7. Question: When can state appropriations to an existing alternative financing program be used as match?

Answer: State appropriations can be used as a match as long as it is "new" money that supplements rather than supplants existing public funding for the alternative financing program. Section 303 (b) (4). State monies that have been appropriated but not obligated for a specific activity may be obligated for the loan program.

8. Question: Can match dollars be used last in expenditures for a program, e.g. all of the federal funding expended first?

Answer: Match dollars and federal dollars should be expended at the same rate as the match ratio during the grant award period. So if the match ratio is 3:1, the federal dollars and match dollars should be expended/obligated at about that same rate during the 12-month grant period. The 3:1 ratio is applicable if both the Federal and match money are being used interchangeably for the same or similar activities. However, this ratio may not be applicable if, for example, one set of funds is used to make loans and the other set of funds is used as the loan guarantee. All Federal and matching funds must be obligated during the one-year grant period and any extensions.

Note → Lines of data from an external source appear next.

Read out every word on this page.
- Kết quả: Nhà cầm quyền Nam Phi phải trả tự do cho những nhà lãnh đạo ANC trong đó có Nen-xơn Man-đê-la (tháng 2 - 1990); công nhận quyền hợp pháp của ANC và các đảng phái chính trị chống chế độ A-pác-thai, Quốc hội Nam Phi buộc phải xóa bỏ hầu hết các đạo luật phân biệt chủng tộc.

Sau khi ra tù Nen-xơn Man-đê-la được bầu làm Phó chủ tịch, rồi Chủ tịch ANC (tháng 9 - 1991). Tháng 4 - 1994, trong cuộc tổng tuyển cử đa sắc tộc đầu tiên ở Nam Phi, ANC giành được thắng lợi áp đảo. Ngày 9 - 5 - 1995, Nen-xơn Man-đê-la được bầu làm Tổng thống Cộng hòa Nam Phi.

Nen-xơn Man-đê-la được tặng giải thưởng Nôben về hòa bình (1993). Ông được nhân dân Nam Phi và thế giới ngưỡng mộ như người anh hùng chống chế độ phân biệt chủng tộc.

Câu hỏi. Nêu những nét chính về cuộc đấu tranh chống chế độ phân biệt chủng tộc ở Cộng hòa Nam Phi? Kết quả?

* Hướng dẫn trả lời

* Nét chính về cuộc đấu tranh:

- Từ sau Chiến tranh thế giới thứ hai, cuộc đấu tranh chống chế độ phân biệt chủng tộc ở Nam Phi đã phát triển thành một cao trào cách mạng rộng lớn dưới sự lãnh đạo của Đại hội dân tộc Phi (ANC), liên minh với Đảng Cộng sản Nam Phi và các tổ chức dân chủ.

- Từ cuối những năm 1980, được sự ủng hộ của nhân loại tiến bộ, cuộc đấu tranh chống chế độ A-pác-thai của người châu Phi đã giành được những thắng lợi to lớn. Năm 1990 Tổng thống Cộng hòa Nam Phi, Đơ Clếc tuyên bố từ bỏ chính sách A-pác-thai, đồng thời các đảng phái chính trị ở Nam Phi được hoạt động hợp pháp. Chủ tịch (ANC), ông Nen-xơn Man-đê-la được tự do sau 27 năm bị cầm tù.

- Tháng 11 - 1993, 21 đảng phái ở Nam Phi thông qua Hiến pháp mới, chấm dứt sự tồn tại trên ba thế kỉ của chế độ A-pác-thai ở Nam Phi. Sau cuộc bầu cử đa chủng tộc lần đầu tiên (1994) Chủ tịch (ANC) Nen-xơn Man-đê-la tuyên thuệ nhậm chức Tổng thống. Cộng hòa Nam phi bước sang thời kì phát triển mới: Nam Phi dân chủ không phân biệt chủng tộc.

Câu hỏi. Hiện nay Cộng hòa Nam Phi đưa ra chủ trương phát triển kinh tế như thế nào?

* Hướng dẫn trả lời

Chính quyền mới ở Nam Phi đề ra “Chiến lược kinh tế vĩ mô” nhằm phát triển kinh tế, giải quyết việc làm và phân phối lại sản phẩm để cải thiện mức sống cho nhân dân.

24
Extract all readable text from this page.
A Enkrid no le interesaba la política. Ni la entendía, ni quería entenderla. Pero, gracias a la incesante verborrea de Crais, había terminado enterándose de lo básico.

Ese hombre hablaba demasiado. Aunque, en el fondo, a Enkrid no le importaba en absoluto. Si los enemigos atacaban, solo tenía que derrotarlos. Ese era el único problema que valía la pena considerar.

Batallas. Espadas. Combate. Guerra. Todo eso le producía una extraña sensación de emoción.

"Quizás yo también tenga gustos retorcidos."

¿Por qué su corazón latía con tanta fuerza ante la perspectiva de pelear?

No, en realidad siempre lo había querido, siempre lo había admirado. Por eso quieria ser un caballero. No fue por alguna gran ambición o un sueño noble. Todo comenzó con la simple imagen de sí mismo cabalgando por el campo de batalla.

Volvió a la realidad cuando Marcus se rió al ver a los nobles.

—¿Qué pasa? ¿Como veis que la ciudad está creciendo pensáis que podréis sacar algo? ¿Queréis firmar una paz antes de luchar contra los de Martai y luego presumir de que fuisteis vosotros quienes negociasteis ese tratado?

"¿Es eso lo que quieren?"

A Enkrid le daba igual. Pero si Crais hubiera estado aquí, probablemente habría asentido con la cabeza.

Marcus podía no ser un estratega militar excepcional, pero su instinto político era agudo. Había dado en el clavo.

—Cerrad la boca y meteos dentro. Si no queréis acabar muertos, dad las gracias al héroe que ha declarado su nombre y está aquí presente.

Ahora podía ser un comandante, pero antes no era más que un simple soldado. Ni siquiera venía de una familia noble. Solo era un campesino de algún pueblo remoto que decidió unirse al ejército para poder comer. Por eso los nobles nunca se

9. Question: Do match dollars need to be placed in a specific type of account by any set date or can they continue to be held, used, invested by the matching source until needed for expenditures?

Answer: At the time of application and grant award, the match dollars may be "promised", but there must be one or more "obligating events" prior to the end of the grant award period for all dollars claimed as match. Dollars claimed as match can be obligated through:

- placing the match dollars into a permanent separate account; or

- some other legally binding arrangement whereby the match is obligated to the alternative financing program.

If the obligating event involves making a loan, all of the rights to that loan, including the return of principal, interest, and the underlying loan documents, must be the property of the grantee and, as appropriate, be placed in a permanent separate account

10. Question: Do match dollars need to be expended within a set time period, or could they theoretically never be expended?

Answer: Match dollars must be obligated within the original one-year project period, including any extensions. Once the project period has ended and all unexpended match dollars are obligated (as described previously), actual expenditure of those dollars can occur at any time for allowable costs.